GSA Tackles Emerging Tech With RPA Community of Practice

The agency's new community of practice seeks to encourage interagency collaboration on implementation of robotic process automation.

Seeking to capitalize on the benefits of emerging technologies like robotic process automation across the federal government, GSA launched an RPA Community of Practice last week.

“The new RPA community of practice will allow federal government leaders to explore opportunities, share ideas and collaborate on how RPA can be effectively implemented in their respective agencies,” GSA RPA Program Manager Ed Burrows wrote in a post on GSA’s blog. Burrows works in the Office of the Chief Financial Officer.   

The RPA community of practice joins GSA’s 21 existing communities of practice, including for APIs, Agile/Lean and MobileGov. GSA CFO Gerard Badorrek and Technology Transformation Service Director Anil Cheriyan serve as the group's executive sponsors, and Burrows will chair the new one.  

The announcement comes in response to the advent of RPA in different agencies with the goal of empowering interagency sharing.  

“Many agencies are currently piloting RPA or already have bots in production, but so much more can be learned, accomplished and shared with the collective efforts of industry and government,” Burrows wrote. “The COP will mobilize federal RPA leaders to share information, define technical options and outline best practices for implementation in order to accelerate operational achievements and the benefits of RPA.”

GSA has implemented 10 RPA bots in the past year and has plans to reach 25 by the end of the 2019 fiscal year.
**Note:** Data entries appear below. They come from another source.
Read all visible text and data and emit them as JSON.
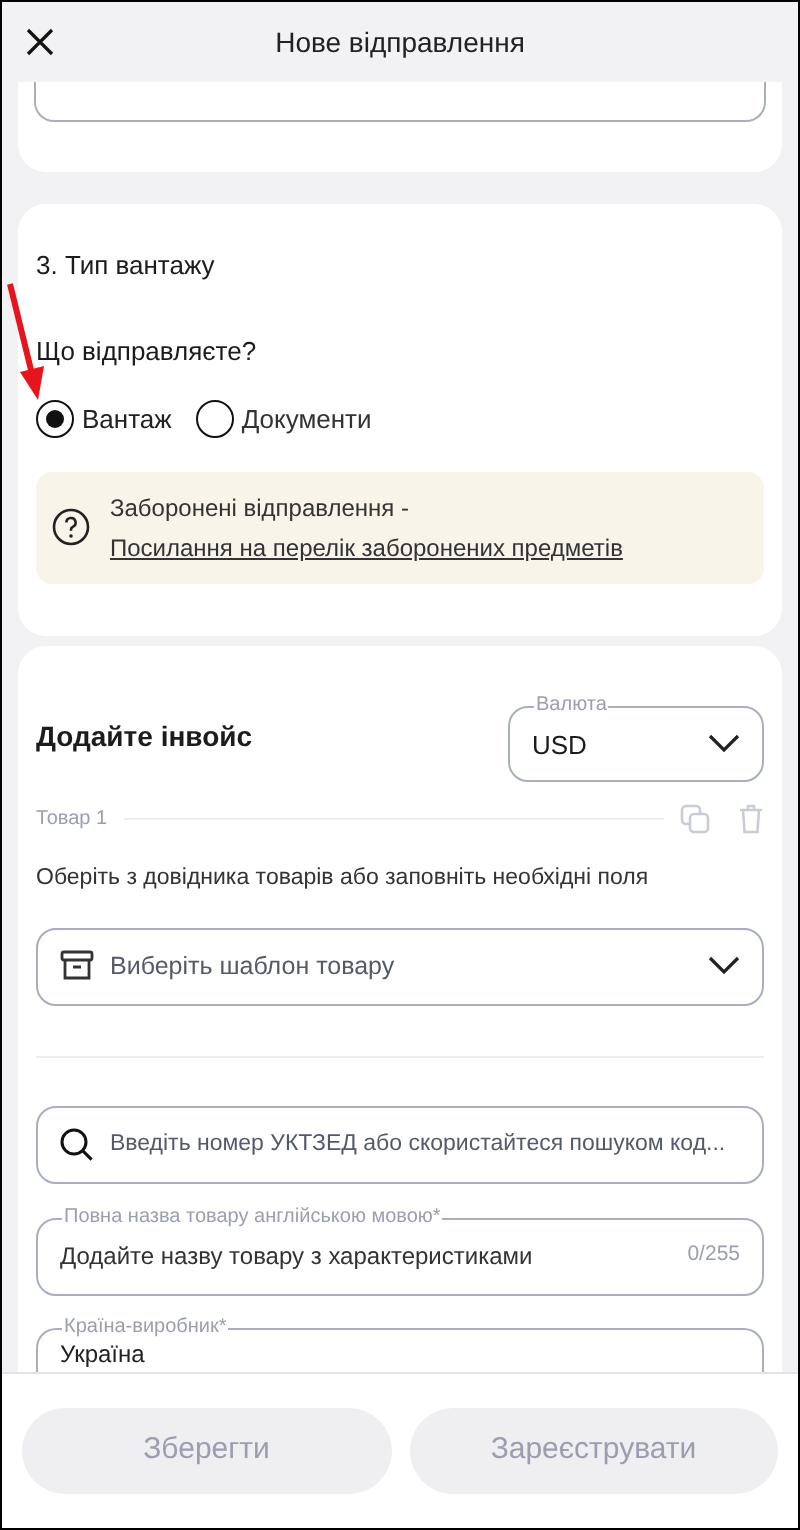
{
  "header": {
    "title": "Нове відправлення"
  },
  "cargo_section": {
    "title": "3. Тип вантажу",
    "question": "Що відправляєте?",
    "options": [
      {
        "label": "Вантаж",
        "selected": true
      },
      {
        "label": "Документи",
        "selected": false
      }
    ],
    "notice": {
      "text": "Заборонені відправлення - ",
      "link": "Посилання на перелік заборонених предметів"
    }
  },
  "invoice_section": {
    "title": "Додайте інвойс",
    "currency": {
      "label": "Валюта",
      "value": "USD"
    },
    "item_label": "Товар 1",
    "hint": "Оберіть з довідника товарів або заповніть необхідні поля",
    "template_select": {
      "placeholder": "Виберіть шаблон товару"
    },
    "code_search": {
      "placeholder": "Введіть номер УКТЗЕД або скористайтеся пошуком код..."
    },
    "name_field": {
      "label": "Повна назва товару англійською мовою*",
      "placeholder": "Додайте назву товару з характеристиками",
      "counter": "0/255"
    },
    "country_field": {
      "label": "Країна-виробник*",
      "value": "Україна"
    }
  },
  "footer": {
    "buttons": [
      {
        "label": "Зберегти",
        "disabled": true
      },
      {
        "label": "Зареєструвати",
        "disabled": true
      }
    ]
  }
}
DARPA also recently began examining prospects for RPA and intelligent process automation, the latter of which combines RPA with AI and machine learning, building on RPA by enabling bots to learn to increase the efficiency of their tasks.
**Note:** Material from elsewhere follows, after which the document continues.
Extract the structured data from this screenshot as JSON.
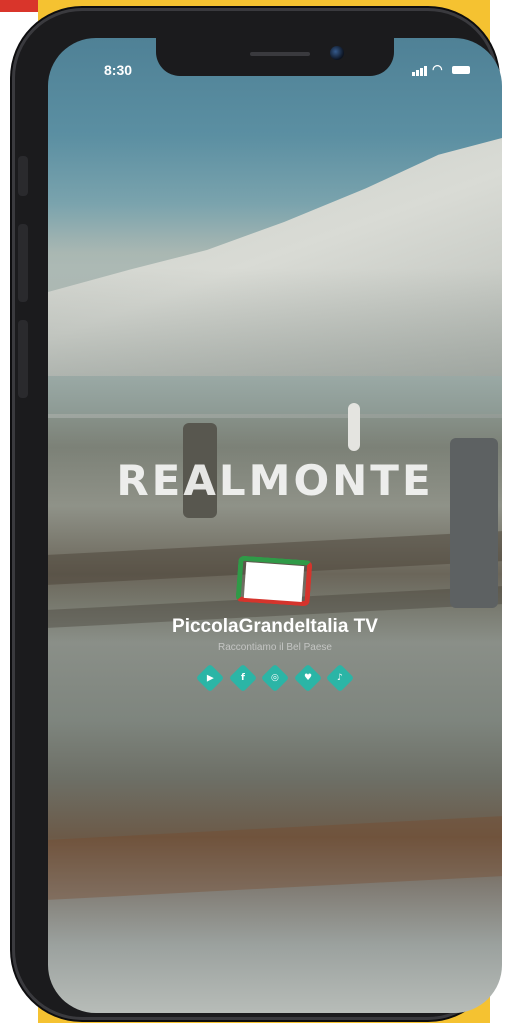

The new COP will also support the President’s Management Agenda by augmenting the federal workforce, allowing workers to focus on higher-value work while RPA bots undertake repetitive, easily automated and lower-value tasks. 

“GSA looks forward to helping agency partners take important next steps to successfully implement RPA programs and strategically position the federal workforce to engage in higher value work to deliver on their mission,” Burrows wrote.